Israel Calls for New Urgency on Iran
Prime Minister Benjamin Netanyahu ramped up pressure on the White House on Sunday to put the buildup of Iran’s nuclear program ahead of other crises in the Middle East, complaining of a lack of urgency on the issue and saying that the Obama administration must demonstrate “by action” to Iran’s newly elected president that “the military option which is on the table is truly on the table.”
Speaking via satellite on the CBS News program “Face the Nation,” Mr. Netanyahu expressed concern that Iran was pursuing “alternate routes” to a nuclear weapons capability, including a plutonium bomb, even while stopping just short of the specific enriched-uranium levels he had set in a speech at the United Nations last year as a “red line” for military action.
He also reiterated his familiar demands that Iran must be forced to stop all enrichment of nuclear material, ship its current stockpile out of the country and shut down a deep underground enrichment site, called Fordow, that Israeli military officials acknowledge they probably do not have the capability to destroy.
He said those demands “should be backed up with ratcheted sanctions,” adding, “They have to know you’ll be prepared to take military action; that’s the only thing that will get their attention.”
Formally, the United States agrees with each of Mr. Netanyahu’s demands. But in negotiations that fell apart last spring, the Obama administration appeared willing to lift some sanctions in return for far more modest “confidence building” steps, and seems likely to be willing to leave Iran with some limited nuclear production capability in return for highly intrusive inspections. American, European, Russian and Chinese officials are meeting on Tuesday to review the proposals that Iran rejected and to decide whether to present them anew to Iran’s president-elect, Hassan Rouhani, a former nuclear negotiator.
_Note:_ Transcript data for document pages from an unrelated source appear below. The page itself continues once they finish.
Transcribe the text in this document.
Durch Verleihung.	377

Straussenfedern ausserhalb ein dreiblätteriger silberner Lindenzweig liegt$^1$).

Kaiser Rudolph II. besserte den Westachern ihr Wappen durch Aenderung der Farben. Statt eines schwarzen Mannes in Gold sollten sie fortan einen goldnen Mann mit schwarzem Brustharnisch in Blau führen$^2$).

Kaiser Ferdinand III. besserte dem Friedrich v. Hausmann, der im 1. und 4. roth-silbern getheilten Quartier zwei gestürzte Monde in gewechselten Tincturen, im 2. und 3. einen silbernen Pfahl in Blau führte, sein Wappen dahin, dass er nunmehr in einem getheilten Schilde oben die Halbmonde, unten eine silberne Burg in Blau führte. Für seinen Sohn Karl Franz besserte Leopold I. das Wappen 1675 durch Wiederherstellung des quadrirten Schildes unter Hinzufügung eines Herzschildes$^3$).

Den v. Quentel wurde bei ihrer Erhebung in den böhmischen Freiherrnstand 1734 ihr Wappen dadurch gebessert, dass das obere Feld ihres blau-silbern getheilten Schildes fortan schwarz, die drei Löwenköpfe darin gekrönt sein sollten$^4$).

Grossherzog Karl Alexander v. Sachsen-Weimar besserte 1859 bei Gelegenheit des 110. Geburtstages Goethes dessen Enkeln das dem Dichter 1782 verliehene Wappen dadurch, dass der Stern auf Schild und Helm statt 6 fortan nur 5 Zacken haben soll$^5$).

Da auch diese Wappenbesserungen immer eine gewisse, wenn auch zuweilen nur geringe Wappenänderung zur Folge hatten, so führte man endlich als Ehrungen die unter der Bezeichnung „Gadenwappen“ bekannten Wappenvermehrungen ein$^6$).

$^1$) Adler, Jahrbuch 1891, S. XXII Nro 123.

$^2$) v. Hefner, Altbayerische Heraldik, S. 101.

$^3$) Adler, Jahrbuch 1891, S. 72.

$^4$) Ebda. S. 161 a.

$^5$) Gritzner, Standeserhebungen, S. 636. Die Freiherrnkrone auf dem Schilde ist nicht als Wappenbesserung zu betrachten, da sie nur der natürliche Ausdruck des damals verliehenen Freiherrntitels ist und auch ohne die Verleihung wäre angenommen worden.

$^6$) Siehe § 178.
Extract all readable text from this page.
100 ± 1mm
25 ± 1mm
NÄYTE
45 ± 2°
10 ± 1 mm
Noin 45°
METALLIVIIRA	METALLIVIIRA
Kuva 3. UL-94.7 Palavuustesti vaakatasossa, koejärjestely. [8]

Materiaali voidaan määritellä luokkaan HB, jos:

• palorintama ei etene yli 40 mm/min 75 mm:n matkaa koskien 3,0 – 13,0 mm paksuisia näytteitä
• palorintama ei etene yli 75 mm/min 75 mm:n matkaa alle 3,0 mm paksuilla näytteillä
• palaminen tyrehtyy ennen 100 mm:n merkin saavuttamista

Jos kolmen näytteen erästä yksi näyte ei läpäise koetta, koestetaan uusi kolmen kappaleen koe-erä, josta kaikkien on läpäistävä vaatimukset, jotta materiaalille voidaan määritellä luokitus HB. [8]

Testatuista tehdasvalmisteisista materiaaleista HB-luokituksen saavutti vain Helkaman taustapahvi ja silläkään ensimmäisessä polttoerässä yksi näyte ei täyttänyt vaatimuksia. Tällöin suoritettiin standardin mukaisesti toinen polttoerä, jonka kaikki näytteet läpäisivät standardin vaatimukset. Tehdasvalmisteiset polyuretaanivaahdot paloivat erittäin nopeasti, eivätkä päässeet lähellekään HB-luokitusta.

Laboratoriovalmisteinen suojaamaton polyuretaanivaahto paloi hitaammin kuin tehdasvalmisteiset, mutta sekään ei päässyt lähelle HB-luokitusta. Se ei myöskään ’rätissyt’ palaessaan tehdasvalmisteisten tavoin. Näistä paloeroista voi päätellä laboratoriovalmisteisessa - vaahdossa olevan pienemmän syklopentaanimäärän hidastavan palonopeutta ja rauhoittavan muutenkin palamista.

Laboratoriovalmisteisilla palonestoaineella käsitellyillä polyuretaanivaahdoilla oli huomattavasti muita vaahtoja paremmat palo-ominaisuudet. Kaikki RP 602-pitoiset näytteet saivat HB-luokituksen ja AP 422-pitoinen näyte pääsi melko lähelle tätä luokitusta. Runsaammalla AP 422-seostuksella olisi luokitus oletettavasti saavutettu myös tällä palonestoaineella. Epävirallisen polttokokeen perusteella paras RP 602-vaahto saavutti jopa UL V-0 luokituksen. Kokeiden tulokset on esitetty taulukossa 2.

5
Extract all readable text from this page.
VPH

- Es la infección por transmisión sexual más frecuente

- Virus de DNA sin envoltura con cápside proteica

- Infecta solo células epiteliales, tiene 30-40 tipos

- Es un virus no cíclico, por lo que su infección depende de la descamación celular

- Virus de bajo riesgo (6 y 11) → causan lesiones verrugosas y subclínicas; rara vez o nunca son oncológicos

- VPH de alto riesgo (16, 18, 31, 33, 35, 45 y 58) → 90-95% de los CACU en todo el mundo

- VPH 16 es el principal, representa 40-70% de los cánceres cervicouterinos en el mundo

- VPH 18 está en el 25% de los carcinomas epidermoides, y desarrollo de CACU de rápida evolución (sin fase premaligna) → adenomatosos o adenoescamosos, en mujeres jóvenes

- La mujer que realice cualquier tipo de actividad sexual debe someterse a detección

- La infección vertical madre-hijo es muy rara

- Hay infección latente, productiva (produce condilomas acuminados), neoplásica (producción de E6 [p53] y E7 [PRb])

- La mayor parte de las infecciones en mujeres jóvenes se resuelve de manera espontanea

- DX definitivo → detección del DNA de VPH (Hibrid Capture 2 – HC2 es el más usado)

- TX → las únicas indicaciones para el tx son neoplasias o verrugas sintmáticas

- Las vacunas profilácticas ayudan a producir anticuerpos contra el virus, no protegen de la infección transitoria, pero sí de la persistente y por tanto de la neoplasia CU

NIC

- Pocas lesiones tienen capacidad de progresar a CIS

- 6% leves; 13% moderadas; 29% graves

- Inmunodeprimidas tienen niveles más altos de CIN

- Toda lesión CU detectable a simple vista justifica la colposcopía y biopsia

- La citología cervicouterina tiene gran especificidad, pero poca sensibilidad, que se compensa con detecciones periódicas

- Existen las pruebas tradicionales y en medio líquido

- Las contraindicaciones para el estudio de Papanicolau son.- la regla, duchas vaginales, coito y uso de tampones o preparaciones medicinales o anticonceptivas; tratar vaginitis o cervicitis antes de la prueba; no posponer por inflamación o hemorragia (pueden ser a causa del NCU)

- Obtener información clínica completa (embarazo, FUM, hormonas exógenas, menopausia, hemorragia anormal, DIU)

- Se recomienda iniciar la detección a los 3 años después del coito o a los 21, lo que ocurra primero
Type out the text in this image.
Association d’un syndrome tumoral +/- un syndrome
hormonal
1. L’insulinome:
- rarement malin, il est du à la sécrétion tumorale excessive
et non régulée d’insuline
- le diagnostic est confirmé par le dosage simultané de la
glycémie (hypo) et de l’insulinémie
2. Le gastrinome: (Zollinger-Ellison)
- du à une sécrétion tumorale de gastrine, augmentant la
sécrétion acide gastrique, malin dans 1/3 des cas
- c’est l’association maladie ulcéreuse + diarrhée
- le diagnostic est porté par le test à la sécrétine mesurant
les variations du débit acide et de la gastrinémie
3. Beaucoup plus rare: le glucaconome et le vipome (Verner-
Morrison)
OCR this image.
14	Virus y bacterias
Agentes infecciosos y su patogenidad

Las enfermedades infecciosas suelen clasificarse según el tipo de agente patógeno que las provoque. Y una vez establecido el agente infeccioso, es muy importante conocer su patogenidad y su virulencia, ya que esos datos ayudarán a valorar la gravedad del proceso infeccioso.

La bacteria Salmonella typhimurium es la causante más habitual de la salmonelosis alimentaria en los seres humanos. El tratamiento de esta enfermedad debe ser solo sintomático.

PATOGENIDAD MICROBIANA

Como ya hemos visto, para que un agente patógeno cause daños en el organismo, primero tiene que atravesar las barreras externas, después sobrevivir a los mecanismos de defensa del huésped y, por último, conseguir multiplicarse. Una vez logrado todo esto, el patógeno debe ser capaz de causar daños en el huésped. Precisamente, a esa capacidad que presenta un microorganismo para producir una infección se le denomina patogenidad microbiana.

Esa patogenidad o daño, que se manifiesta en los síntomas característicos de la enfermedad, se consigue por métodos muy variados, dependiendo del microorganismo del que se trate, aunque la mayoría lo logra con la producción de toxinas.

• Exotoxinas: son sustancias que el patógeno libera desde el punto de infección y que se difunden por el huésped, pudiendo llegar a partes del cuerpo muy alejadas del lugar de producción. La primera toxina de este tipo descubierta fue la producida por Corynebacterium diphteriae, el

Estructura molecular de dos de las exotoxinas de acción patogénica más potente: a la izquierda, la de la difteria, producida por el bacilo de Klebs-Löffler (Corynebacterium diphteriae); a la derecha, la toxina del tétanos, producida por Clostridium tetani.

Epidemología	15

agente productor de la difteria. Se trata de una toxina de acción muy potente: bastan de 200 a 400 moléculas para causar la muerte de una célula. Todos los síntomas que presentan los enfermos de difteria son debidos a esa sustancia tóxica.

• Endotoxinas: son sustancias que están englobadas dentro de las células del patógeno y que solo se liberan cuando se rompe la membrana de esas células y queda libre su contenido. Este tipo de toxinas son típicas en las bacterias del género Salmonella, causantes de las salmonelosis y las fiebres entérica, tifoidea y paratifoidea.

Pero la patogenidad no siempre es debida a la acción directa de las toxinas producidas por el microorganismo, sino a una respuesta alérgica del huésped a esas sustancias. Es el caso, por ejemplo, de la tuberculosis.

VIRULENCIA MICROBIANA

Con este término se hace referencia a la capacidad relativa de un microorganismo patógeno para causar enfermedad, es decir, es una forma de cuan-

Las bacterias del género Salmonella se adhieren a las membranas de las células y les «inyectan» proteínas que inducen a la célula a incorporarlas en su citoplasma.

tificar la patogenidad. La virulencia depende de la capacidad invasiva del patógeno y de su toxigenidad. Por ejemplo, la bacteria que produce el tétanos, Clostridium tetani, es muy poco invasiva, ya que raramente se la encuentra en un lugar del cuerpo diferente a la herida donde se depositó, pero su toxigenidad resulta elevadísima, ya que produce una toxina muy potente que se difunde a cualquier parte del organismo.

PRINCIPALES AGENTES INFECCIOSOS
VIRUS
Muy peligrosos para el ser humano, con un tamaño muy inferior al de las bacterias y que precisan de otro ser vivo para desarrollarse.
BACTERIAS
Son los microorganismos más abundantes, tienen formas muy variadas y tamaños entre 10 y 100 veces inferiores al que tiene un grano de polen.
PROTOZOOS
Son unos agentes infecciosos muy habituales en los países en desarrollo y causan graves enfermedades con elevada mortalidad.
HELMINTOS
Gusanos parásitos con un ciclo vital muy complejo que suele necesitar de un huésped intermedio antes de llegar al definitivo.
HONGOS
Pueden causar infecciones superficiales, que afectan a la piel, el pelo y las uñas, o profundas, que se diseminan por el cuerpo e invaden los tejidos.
“We don’t know how much influence Rouhani will have,” a senior administration official told reporters in Washington on Friday, before Mr. Netanyahu’s comments. But the official added that Mr. Rouhani’s tone suggested he was “going in a different direction” and might be open to a broad deal that would result in the lifting of sanctions, particularly those that have dramatically cut into Iran’s oil revenue.
The American official, briefing reporters on the condition of anonymity, added that “we are open to direct talks.”
In the interview on Sunday, Mr. Netanyahu was far more suspicious of Iran, and of Mr. Rouhani, calling him a “wolf in sheep’s clothing” whose strategy is to “smile and build a bomb.” The prime minister said that because Israel is closer and “more vulnerable,” it would “have to address this question of how to stop Iran, perhaps before the United States does.”
The CBS interview followed similar remarks Mr. Netanyahu made Sunday morning at the opening of his cabinet meeting here, part of a stepped-up campaign planned in the coming days to return the world’s attention to the Iranian nuclear program. The implied criticism of Washington’s approach since Mr. Rouhani’s election came as Israeli and Palestinian officials were expecting Secretary of State John Kerry to return to the Middle East sometime this week for his sixth visit in four months to try and revive peace talks.
On Sunday evening, Mr. Netanyahu spoke with President Mahmoud Abbas of the Palestinian Authority and offered greetings for the holy month of Ramadan, which began last week. "I hope that we will have an opportunity to speak to each other and not just on holidays, and that we begin negotiations," Mr. Netanyahu said, according to a statement released by his office.
At the same time, Israeli leaders were rankled by American officials’ having confirmed over the weekend that Israel had attacked a shipment of advanced Russian-made antiship missiles in Latakia, Syria, this month, the fourth Israeli strike on Syria since January. Yuval Steinitz, a senior minister close to Mr. Netanyahu, said on Israeli radio that “intelligence leaks are bad whether they come from there or from here.” Uzi Landau, another government minister, added, “The less they talk, the better it is for everyone.”
Asked about the Latakia attack on “Face the Nation,” Mr. Netanyahu said he was “not in the habit of saying what we did or we didn’t do,” but that his policy was “to prevent the transfer of dangerous weapons to Hezbollah,” the Lebanese Shiite militant organization, “and other terror groups.”
Itamar Rabinovich, a former Israeli ambassador to the United States, said in an interview that tension over revelations about Israeli operations has surfaced in several administrations and did not threaten the two countries’ “longstanding, complex relationship with manifold interests.”
“Let’s say that Israel would rather this would not have been leaked out of Washington,” he said. “So be it. These squeaks are part of the relationship.”